At the heart of this innovation are smart bloccs — automated synthesis-friendly chemical building blocks that enable iterative carbon-carbon bond formation.
Smart bloccs serve as a modular chemical “language,” allowing AI to derive novel insights and guide discovery in closed-loop learning systems.
“Drug discovery and manufacturing are at a crossroads in the West. To stay competitive, we must discover and develop better medicines faster."
"This can only be achieved through automated synthesis platforms capable of rapidly producing purified compounds and testing them across multiple assays simultaneously — generating the rich data AI needs to cut years off traditional discovery timelines,” said Dr Michael Foley, co-founder and CEO of Excelsior Sciences.
"Our proprietary smart bloccs platform is the first system to seamlessly integrate discovery and scale-up chemistry, enabling the reshoring of drug discovery and manufacturing."
"We are starting with drug discovery but will work across multiple sectors."
The reshoring imperative
Excelsior’s launch comes at a pivotal time for the pharmaceutical industry, which is under pressure to secure supply chains and reshore more of its discovery and manufacturing capabilities.
The United States’ overreliance on offshoring for the discovery and manufacturing of the nation’s drug supply represents a major strategic vulnerability — one the pharma industry is committing upwards of $250bn to address.
Excelsior Sciences aims to make reshoring affordable for both discovery and manufacturing, providing strategic immunity to nations whose pharma supply chains are vulnerable to sudden geopolitical shifts.
“The idea that sparked Excelsior arose via the company-building relationship Deerfield cultivated with Dr Marty Burke, whose lab at the University of Illinois discovered and patented the insights that power the smart blocc technology,” said Jim Flynn, Managing Partner at Deerfield.
"We view Excelsior’s applications to drug discovery and manufacturing as transformational and we are pleased to have attracted such strong syndicate partners to advance what we have begun."
Building the future of AI-powered chemistry
This Series A financing will support Excelsior as it scales its smart bloccs platform and demonstrates its ability to revolutionise the discovery and manufacture of small molecules.
Excelsior Sciences will also invest in its internal pipeline and build partnerships across a range of industry sectors, including therapeutics and materials science.
“Everyone’s talking about AI-designed drugs, but they cannot become a reality without scalable chemistry. Excelsior is the missing piece."
"They’ve built the right chemistry for the AI era, where design, synthesis and testing happen in a closed loop."
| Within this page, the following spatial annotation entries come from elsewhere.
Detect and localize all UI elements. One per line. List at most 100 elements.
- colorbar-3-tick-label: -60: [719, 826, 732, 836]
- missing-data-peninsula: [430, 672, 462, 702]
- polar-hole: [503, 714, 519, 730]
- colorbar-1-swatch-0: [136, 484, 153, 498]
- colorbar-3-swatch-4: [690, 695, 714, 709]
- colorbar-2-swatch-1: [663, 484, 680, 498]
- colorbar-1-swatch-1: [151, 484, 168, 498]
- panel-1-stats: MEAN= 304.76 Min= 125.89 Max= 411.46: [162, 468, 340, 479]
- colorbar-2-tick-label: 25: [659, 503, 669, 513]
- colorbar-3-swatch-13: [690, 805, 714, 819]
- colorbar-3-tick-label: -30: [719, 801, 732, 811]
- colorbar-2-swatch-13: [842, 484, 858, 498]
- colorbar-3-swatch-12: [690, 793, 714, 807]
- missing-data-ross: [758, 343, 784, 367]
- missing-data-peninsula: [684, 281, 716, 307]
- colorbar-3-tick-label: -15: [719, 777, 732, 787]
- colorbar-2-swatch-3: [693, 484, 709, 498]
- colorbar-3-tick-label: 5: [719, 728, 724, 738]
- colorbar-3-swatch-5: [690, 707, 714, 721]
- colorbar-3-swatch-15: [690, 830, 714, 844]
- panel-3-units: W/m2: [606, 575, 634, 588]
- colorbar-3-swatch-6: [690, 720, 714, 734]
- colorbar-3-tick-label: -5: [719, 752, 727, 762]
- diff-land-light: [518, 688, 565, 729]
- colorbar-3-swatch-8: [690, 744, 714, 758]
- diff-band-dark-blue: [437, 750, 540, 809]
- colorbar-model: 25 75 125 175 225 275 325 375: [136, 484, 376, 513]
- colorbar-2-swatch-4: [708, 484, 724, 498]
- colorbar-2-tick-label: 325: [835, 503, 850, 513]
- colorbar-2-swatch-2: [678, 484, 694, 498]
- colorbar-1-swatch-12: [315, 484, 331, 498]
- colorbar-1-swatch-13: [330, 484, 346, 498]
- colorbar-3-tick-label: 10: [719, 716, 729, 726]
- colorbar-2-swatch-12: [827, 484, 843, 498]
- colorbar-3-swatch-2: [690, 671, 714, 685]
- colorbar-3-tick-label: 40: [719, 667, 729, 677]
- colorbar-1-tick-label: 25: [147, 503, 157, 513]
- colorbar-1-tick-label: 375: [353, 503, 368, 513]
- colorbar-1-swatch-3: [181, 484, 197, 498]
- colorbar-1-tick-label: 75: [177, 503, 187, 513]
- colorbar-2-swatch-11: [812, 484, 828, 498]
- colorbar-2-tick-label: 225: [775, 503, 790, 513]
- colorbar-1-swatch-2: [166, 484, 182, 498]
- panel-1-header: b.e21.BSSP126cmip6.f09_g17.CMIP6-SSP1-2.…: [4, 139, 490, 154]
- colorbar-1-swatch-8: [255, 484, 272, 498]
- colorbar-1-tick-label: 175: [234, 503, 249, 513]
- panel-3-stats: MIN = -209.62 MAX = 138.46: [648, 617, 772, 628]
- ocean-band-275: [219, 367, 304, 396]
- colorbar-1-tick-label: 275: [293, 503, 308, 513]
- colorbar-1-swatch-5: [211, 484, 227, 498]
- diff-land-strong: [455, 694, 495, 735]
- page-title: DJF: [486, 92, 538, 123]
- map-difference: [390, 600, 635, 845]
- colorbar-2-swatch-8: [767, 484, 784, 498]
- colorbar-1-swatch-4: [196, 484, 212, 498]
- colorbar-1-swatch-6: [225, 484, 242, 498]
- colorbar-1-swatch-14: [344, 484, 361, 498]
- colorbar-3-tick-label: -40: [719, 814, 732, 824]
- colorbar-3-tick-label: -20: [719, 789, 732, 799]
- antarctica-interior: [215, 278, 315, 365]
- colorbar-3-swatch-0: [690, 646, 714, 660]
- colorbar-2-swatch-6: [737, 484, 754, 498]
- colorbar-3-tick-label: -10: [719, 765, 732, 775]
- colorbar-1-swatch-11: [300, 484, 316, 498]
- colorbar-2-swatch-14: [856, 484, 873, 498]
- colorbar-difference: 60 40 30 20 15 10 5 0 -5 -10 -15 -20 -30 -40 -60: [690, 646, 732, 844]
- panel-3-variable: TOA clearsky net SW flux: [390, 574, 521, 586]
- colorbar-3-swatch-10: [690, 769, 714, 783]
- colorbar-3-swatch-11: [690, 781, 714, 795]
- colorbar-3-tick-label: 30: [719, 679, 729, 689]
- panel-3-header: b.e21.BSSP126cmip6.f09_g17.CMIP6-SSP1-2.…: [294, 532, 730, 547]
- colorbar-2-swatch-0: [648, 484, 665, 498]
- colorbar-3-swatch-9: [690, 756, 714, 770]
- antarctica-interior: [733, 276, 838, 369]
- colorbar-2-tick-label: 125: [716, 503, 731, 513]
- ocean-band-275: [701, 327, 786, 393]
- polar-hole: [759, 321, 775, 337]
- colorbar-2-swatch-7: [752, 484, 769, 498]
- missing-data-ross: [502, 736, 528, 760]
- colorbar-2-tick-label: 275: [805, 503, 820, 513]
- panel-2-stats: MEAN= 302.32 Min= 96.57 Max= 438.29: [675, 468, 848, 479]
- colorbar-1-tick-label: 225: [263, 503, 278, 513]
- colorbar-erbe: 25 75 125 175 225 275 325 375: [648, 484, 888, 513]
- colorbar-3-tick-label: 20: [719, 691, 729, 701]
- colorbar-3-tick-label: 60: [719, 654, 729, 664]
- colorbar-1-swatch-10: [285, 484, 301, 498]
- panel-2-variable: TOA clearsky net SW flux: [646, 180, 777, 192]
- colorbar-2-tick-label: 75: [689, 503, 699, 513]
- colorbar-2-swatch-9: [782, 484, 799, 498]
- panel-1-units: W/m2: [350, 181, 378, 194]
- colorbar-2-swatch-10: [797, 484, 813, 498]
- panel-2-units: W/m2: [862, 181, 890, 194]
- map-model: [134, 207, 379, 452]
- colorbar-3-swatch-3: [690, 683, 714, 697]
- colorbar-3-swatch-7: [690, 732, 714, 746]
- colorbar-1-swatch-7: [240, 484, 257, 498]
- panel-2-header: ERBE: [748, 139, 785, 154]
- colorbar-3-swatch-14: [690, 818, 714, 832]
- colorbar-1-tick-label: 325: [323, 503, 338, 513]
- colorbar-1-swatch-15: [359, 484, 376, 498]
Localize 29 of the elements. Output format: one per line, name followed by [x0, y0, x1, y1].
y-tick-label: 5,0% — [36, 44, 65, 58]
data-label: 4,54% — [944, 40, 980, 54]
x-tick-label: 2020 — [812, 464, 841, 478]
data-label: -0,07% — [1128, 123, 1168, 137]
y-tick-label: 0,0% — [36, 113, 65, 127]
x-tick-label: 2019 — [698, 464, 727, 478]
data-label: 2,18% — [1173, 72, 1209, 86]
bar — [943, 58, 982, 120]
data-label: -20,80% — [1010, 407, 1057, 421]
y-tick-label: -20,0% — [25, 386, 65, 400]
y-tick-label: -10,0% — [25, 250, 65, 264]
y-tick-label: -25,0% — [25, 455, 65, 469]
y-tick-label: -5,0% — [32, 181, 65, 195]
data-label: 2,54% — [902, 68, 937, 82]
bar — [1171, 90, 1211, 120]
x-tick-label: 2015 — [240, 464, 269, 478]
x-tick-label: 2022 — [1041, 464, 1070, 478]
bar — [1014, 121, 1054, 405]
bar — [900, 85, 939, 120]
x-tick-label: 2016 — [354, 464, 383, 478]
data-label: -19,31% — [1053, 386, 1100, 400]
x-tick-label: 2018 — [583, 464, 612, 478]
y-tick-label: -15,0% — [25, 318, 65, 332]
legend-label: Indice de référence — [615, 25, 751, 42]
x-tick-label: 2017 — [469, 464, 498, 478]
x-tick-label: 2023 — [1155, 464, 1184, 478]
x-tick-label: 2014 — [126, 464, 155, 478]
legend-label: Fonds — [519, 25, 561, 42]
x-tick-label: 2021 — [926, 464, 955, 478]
"It’s turning theory into tangible molecules and real medicine. That’s why we backed this exceptional team as part of the Sofinnova Digital Medicine strategy,” said Edward Kliphuis, Partner at Sofinnova Partners.
“Excelsior is closing the gap between what AI can model in theory and what chemistry can make in the real world,” said Nessan Bermingham of Khosla Ventures.
"Being able to manufacture small molecules this way opens the door to breakthroughs in new medicines and materials science and it’s a critically strategic capability to build here in the US."
Empire State Development President, CEO and Commissioner Hope Knight said, “Excelsior Sciences exemplifies how New York continues to attract companies redefining the frontiers of life sciences."
"Their technology will help address one of the most pressing challenges in American pharmaceutical manufacturing — securing domestic drug supply chains — while establishing our state as a leader in AI-powered chemistry and advanced manufacturing."
"Empire State Development is proud to support their work as they help shape the future of scientific discovery and production in New York."